As a full team of 8 UK Young Ambassadors we also surveyed many young people across the UK. Several of us then wrote our findings on Community and Diversity into a 5000 word report, (you can read my summary of that report here) on a roasting afternoon in a sweltering London office. 

I also got to travel a lot, and represent, a lot. I did some work with the Royal Commonwealth Society in Wales, chairing a meeting of about 80 young people, I got to go to the International Culture Summit in Edinburgh as a delegate – I was and am very lucky to have these opportunities.

                                                      RCS Commonwealth Youth Summit in Wales

So that’s what you did, how did you find it?

I think I was a left-field candidate for the role. I am older than most of the other ambassadors and my experience of representation has been a little more hands-on than most.

So for the first six months? I was utterly out of my depth. I didn't know the relentless acronyms, and not having the officially recognised youth representation experience that everyone else seemed to have felt like it was counting against me.
I remember midway through the first residential, texting my Dad, telling him I shouldn't be there, everyone there had been through so much, and knew so much. 
They all knew the acronyms.

And I was just J.o.e. (Just Observing Everyone)
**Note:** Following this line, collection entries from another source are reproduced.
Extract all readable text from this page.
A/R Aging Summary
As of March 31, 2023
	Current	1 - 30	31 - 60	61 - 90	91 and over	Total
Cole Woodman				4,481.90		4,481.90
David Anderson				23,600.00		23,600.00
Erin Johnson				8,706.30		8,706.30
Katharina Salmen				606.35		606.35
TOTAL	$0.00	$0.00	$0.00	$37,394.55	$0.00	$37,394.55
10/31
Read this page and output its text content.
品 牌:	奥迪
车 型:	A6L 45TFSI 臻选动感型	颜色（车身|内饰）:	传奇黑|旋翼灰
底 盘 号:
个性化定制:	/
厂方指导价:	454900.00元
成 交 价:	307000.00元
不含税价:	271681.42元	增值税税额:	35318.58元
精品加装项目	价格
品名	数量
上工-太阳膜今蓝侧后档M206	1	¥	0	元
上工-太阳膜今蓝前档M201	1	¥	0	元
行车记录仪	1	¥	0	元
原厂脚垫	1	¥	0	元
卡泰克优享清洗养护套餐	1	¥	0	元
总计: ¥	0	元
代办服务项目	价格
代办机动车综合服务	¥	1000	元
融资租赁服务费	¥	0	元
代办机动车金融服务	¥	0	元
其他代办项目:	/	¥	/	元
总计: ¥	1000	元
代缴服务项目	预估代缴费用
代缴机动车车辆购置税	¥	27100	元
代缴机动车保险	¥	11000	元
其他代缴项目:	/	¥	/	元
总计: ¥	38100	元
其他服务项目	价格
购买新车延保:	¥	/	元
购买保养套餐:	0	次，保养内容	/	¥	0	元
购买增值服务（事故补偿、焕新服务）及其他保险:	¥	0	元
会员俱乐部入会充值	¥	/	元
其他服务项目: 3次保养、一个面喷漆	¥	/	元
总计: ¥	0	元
But quickly realising I was a little rough around the edges in terms of traditional youth representation was the best bit, as I could make it my business to be the one who put the most effort in, at every meeting, on every task. 
And I learned.

In summary, I'd say I found it nerve-wracking, and easily one of the best experiences I have had so far in my life. The responsibility and platform to demonstrate my abilities has been amazing. I have had the opportunity at opportunity, which is priceless at this age (or any age!). These included:

·         Co-authoring a national report.
·         Representing UK young people in Scottish Parliament with Secretaries of State from around the world.
·         Working with Google at Google HQ to improve data analytics for our surveys and online material. 
·         Getting to talk at several secondary schools about the charity sector and how to get involved.
·         Using the skills learned to improve other representative systems at my University.
·         Being brilliantly over my head, and clawing my way to the surface. 

It's been a lot of hard work, but a lot of fun. I have learned so much. I have met so many amazing people. 
And I can't wait to continue in my representation. 

I'll hand the badge over (there's not actually a badge), but UKYA has enabled me to continue championing the rights of young people wherever I end up.